In 2013, Mr Harvie attempted to amend the franchise for the independence referendum, offering options including extending the vote to prisoners serving sentences of less than six months and to offenders who had less than six months of their sentence left to serve at the time of the vote. MSPs from the SNP, Labour, Conservatives and the Liberal Democrats voted against his amendments.
Since then, the Scottish Parliament has gained full control over elections to Holyrood, and the legal requirement for a change is more absolute for these elections than for referendums.
Patrick Harvie MSP said:
"Having temporary control over the franchise for the 2014 referendum forced Holyrood to consider an issue which had previously only been debated at Westminster. Now that we have full responsibility for elections in Scotland, we are faced with an absolute requirement to revisit the issue.

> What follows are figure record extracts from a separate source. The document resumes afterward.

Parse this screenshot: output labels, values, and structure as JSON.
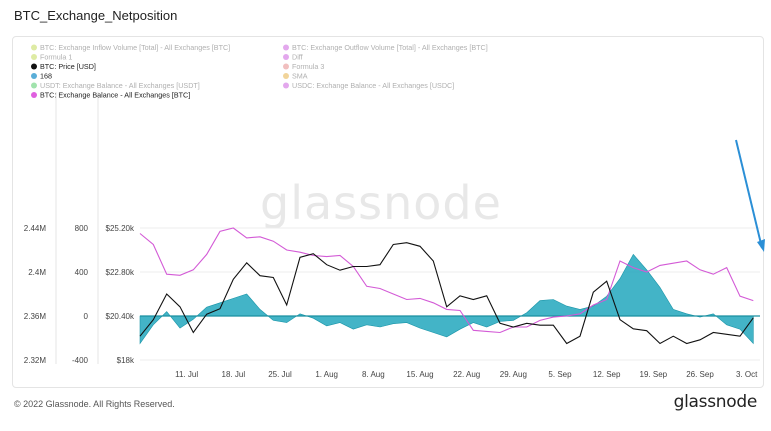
{
  "title": "BTC_Exchange_Netposition",
  "footer": "© 2022 Glassnode. All Rights Reserved.",
  "brand": "glassnode",
  "watermark": "glassnode",
  "chart_data": {
    "type": "area",
    "title": "BTC_Exchange_Netposition",
    "legend": [
      {
        "label": "BTC: Exchange Inflow Volume [Total] - All Exchanges [BTC]",
        "color": "#b5d335",
        "faded": true
      },
      {
        "label": "BTC: Exchange Outflow Volume [Total] - All Exchanges [BTC]",
        "color": "#c23fd6",
        "faded": true
      },
      {
        "label": "Formula 1",
        "color": "#b5d335",
        "faded": true
      },
      {
        "label": "Diff",
        "color": "#c23fd6",
        "faded": true
      },
      {
        "label": "BTC: Price [USD]",
        "color": "#111111",
        "faded": false
      },
      {
        "label": "Formula 3",
        "color": "#e07070",
        "faded": true
      },
      {
        "label": "168",
        "color": "#5aaed8",
        "faded": false
      },
      {
        "label": "SMA",
        "color": "#e0a020",
        "faded": true
      },
      {
        "label": "USDT: Exchange Balance - All Exchanges [USDT]",
        "color": "#2ec24a",
        "faded": true
      },
      {
        "label": "USDC: Exchange Balance - All Exchanges [USDC]",
        "color": "#c23fd6",
        "faded": true
      },
      {
        "label": "BTC: Exchange Balance - All Exchanges [BTC]",
        "color": "#e060e0",
        "faded": false
      }
    ],
    "x_ticks": [
      "11. Jul",
      "18. Jul",
      "25. Jul",
      "1. Aug",
      "8. Aug",
      "15. Aug",
      "22. Aug",
      "29. Aug",
      "5. Sep",
      "12. Sep",
      "19. Sep",
      "26. Sep",
      "3. Oct"
    ],
    "y_axis_balance": {
      "ticks": [
        "2.32M",
        "2.36M",
        "2.4M",
        "2.44M"
      ],
      "values": [
        2320000,
        2360000,
        2400000,
        2440000
      ]
    },
    "y_axis_netflow": {
      "ticks": [
        "-400",
        "0",
        "400",
        "800"
      ],
      "values": [
        -400,
        0,
        400,
        800
      ]
    },
    "y_axis_price": {
      "ticks": [
        "$18k",
        "$20.40k",
        "$22.80k",
        "$25.20k"
      ],
      "values": [
        18000,
        20400,
        22800,
        25200
      ]
    },
    "series_price": {
      "name": "BTC: Price [USD]",
      "color": "#111111",
      "x": [
        "2022-07-04",
        "2022-07-06",
        "2022-07-08",
        "2022-07-10",
        "2022-07-12",
        "2022-07-14",
        "2022-07-16",
        "2022-07-18",
        "2022-07-20",
        "2022-07-22",
        "2022-07-24",
        "2022-07-26",
        "2022-07-28",
        "2022-07-30",
        "2022-08-01",
        "2022-08-03",
        "2022-08-05",
        "2022-08-07",
        "2022-08-09",
        "2022-08-11",
        "2022-08-13",
        "2022-08-15",
        "2022-08-17",
        "2022-08-19",
        "2022-08-21",
        "2022-08-23",
        "2022-08-25",
        "2022-08-27",
        "2022-08-29",
        "2022-08-31",
        "2022-09-02",
        "2022-09-04",
        "2022-09-06",
        "2022-09-08",
        "2022-09-10",
        "2022-09-12",
        "2022-09-14",
        "2022-09-16",
        "2022-09-18",
        "2022-09-20",
        "2022-09-22",
        "2022-09-24",
        "2022-09-26",
        "2022-09-28",
        "2022-09-30",
        "2022-10-02",
        "2022-10-04"
      ],
      "values": [
        19300,
        20200,
        21600,
        20900,
        19500,
        20500,
        20800,
        22400,
        23300,
        22600,
        22500,
        21000,
        23600,
        23800,
        23200,
        22900,
        23100,
        23100,
        23200,
        24300,
        24400,
        24200,
        23400,
        20900,
        21500,
        21300,
        21500,
        20000,
        19800,
        20000,
        19900,
        19900,
        18900,
        19300,
        21700,
        22300,
        20200,
        19700,
        19600,
        18900,
        19300,
        18900,
        19100,
        19500,
        19400,
        19300,
        20300
      ]
    },
    "series_balance": {
      "name": "BTC: Exchange Balance - All Exchanges [BTC]",
      "color": "#d35ad6",
      "x": [
        "2022-07-04",
        "2022-07-06",
        "2022-07-08",
        "2022-07-10",
        "2022-07-12",
        "2022-07-14",
        "2022-07-16",
        "2022-07-18",
        "2022-07-20",
        "2022-07-22",
        "2022-07-24",
        "2022-07-26",
        "2022-07-28",
        "2022-07-30",
        "2022-08-01",
        "2022-08-03",
        "2022-08-05",
        "2022-08-07",
        "2022-08-09",
        "2022-08-11",
        "2022-08-13",
        "2022-08-15",
        "2022-08-17",
        "2022-08-19",
        "2022-08-21",
        "2022-08-23",
        "2022-08-25",
        "2022-08-27",
        "2022-08-29",
        "2022-08-31",
        "2022-09-02",
        "2022-09-04",
        "2022-09-06",
        "2022-09-08",
        "2022-09-10",
        "2022-09-12",
        "2022-09-14",
        "2022-09-16",
        "2022-09-18",
        "2022-09-20",
        "2022-09-22",
        "2022-09-24",
        "2022-09-26",
        "2022-09-28",
        "2022-09-30",
        "2022-10-02",
        "2022-10-04"
      ],
      "values": [
        2435000,
        2425000,
        2398000,
        2397000,
        2402000,
        2416000,
        2437000,
        2440000,
        2431000,
        2432000,
        2428000,
        2420000,
        2418000,
        2415000,
        2414000,
        2415000,
        2405000,
        2387000,
        2385000,
        2380000,
        2375000,
        2376000,
        2372000,
        2366000,
        2365000,
        2347000,
        2346000,
        2345000,
        2350000,
        2350000,
        2356000,
        2359000,
        2360000,
        2362000,
        2370000,
        2375000,
        2410000,
        2404000,
        2400000,
        2406000,
        2408000,
        2410000,
        2402000,
        2398000,
        2404000,
        2378000,
        2374000
      ]
    },
    "series_netflow": {
      "name": "168",
      "color": "#1fa5b8",
      "x": [
        "2022-07-04",
        "2022-07-06",
        "2022-07-08",
        "2022-07-10",
        "2022-07-12",
        "2022-07-14",
        "2022-07-16",
        "2022-07-18",
        "2022-07-20",
        "2022-07-22",
        "2022-07-24",
        "2022-07-26",
        "2022-07-28",
        "2022-07-30",
        "2022-08-01",
        "2022-08-03",
        "2022-08-05",
        "2022-08-07",
        "2022-08-09",
        "2022-08-11",
        "2022-08-13",
        "2022-08-15",
        "2022-08-17",
        "2022-08-19",
        "2022-08-21",
        "2022-08-23",
        "2022-08-25",
        "2022-08-27",
        "2022-08-29",
        "2022-08-31",
        "2022-09-02",
        "2022-09-04",
        "2022-09-06",
        "2022-09-08",
        "2022-09-10",
        "2022-09-12",
        "2022-09-14",
        "2022-09-16",
        "2022-09-18",
        "2022-09-20",
        "2022-09-22",
        "2022-09-24",
        "2022-09-26",
        "2022-09-28",
        "2022-09-30",
        "2022-10-02",
        "2022-10-04"
      ],
      "values": [
        -250,
        -80,
        40,
        -110,
        -30,
        80,
        120,
        160,
        200,
        60,
        -40,
        -60,
        20,
        -20,
        -90,
        -60,
        -120,
        -80,
        -100,
        -70,
        -60,
        -110,
        -150,
        -190,
        -120,
        -60,
        -100,
        -50,
        -40,
        30,
        140,
        150,
        90,
        60,
        90,
        180,
        340,
        560,
        420,
        260,
        60,
        20,
        -10,
        20,
        -80,
        -120,
        -250
      ]
    }
  }
}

"The UK Tory Government may want to scrap the Human Rights Act, but the SNP have supported it, as do the Greens. It is therefore a point of principle that Holyrood must change the law to comply with human rights. The blanket ban must therefore be ended. Stopping all prisoners voting, regardless of the nature of their offence or the length of their sentence, clearly breaches human rights, and the current position cannot hold.
“Prisoners, especially those due for release, should be faced with their responsibilities as members of the society to which they will return. While voting is only one aspect of that, it is an important and symbolic one. Giving prisoners the right to vote would also give politicians an incentive to take the state of our prisons seriously, and invest in the rehabilitation services which will make all our communities safer.
"If we want Scotland to become a beacon for fairness, and if we believe in rehabilitating offenders, we must look at all the options, have the debate, and end the ban."